Dialysis line insertion has a small risk of complications and we take precautions to minimise those risks.
- Bleeding: There may be some ooze from the exit site; this is more common if you have been on blood thinners. Less commonly the bleeding may occur from damage to a vein, artery, or surrounding structures. This is usually controlled by applying pressure to the puncture site but may result in some bruising. Rarely it requires a blood transfusion or an operation to stop the bleeding.
- Infection: Infection can affect the exit site or occur in the blood stream. This is usually treated with antibiotics with or without line removal.
- Unsuccessful line insertion: Sometimes the line cannot be inserted because of a blockage or narrowing of the vein. If this occurs, we will arrange a further attempt with the help of an X- ray consultant, where special imaging is available.
- Rare complications of neckline insertion: The procedure may be complicated by air (pneumothorax) or bleeding (haemothorax) around the lung, both of which require a tube to be inserted into the chest for a few days to re-inflate the lung. In exceedingly rare situations surgery might be required.

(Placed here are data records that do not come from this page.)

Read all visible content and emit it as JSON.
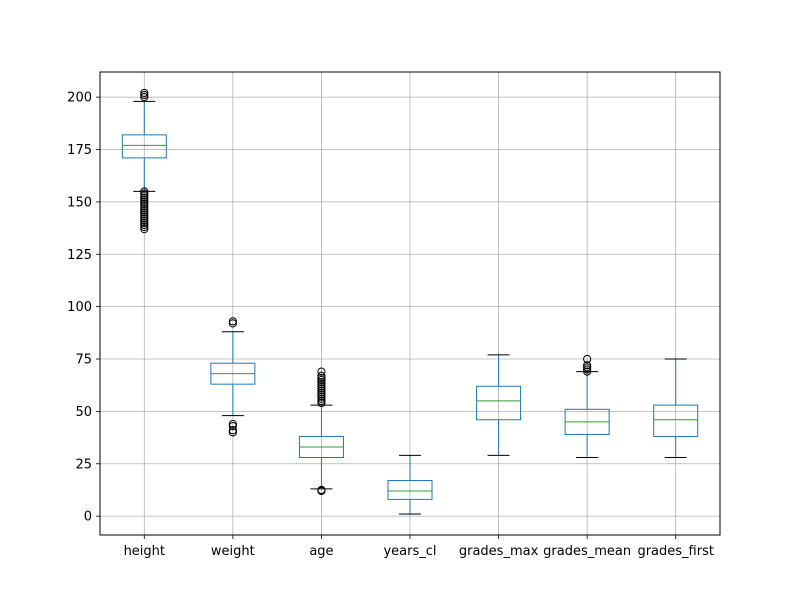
{
  "chart_data": {
    "type": "box",
    "title": "",
    "xlabel": "",
    "ylabel": "",
    "grid": true,
    "ylim": [
      -9,
      212
    ],
    "yticks": [
      0,
      25,
      50,
      75,
      100,
      125,
      150,
      175,
      200
    ],
    "colors": {
      "box": "#1f77b4",
      "median": "#2ca02c",
      "whisker": "#1f77b4",
      "cap": "#000000",
      "grid": "#b0b0b0",
      "flier": "#000000"
    },
    "boxes": [
      {
        "label": "height",
        "whislo": 155,
        "q1": 171,
        "med": 177,
        "q3": 182,
        "whishi": 198,
        "fliers": [
          137,
          138,
          139,
          140,
          141,
          142,
          143,
          144,
          145,
          146,
          147,
          148,
          149,
          150,
          151,
          152,
          153,
          154,
          155,
          200,
          201,
          202
        ]
      },
      {
        "label": "weight",
        "whislo": 48,
        "q1": 63,
        "med": 68,
        "q3": 73,
        "whishi": 88,
        "fliers": [
          40,
          41,
          43,
          44,
          92,
          93
        ]
      },
      {
        "label": "age",
        "whislo": 13,
        "q1": 28,
        "med": 33,
        "q3": 38,
        "whishi": 53,
        "fliers": [
          12,
          12.5,
          54,
          55,
          56,
          57,
          58,
          59,
          60,
          61,
          62,
          63,
          64,
          65,
          66,
          67,
          69
        ]
      },
      {
        "label": "years_cl",
        "whislo": 1,
        "q1": 8,
        "med": 12,
        "q3": 17,
        "whishi": 29,
        "fliers": []
      },
      {
        "label": "grades_max",
        "whislo": 29,
        "q1": 46,
        "med": 55,
        "q3": 62,
        "whishi": 77,
        "fliers": []
      },
      {
        "label": "grades_mean",
        "whislo": 28,
        "q1": 39,
        "med": 45,
        "q3": 51,
        "whishi": 69,
        "fliers": [
          69,
          70,
          71,
          72,
          75
        ]
      },
      {
        "label": "grades_first",
        "whislo": 28,
        "q1": 38,
        "med": 46,
        "q3": 53,
        "whishi": 75,
        "fliers": []
      }
    ]
  }
}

What happens if I start bleeding around my dialysis line?
Immediately report any bleeding from the exit site.
- If there is only a small amount of bleeding apply pressure to the exit site and contact Ipswich Dialysis Unit, which is open Monday to Saturday, 7am–11.30pm, on 01473 704 027.
Outside these hours, please call 111 for further advice.
- If the bleeding is heavy or does not stop, call 999 for an ambulance to take you to the nearest hospital with an accident and emergency department.
How to take care of your dialysis line
- Avoid exercise which involves movement of your neck for approximately one to two weeks until wound healing has taken place.
- Keeping the dressing dry is important to minimise infection. You can wash and bathe, but a waterproof dressing may need to be applied where the dialysis line enters the skin. It is important that the catheter is never submerged in water. You should not swim with a dialysis line in place.
- The line should not be used for any purpose other than dialysis unless it is a medical emergency. All persons using the line must have received training in its use.
- Line infection – Immediately report any signs of swelling, tenderness, fever, pain or oozing from the exit site to the nursing staff on the dialysis unit on 01473 704 027.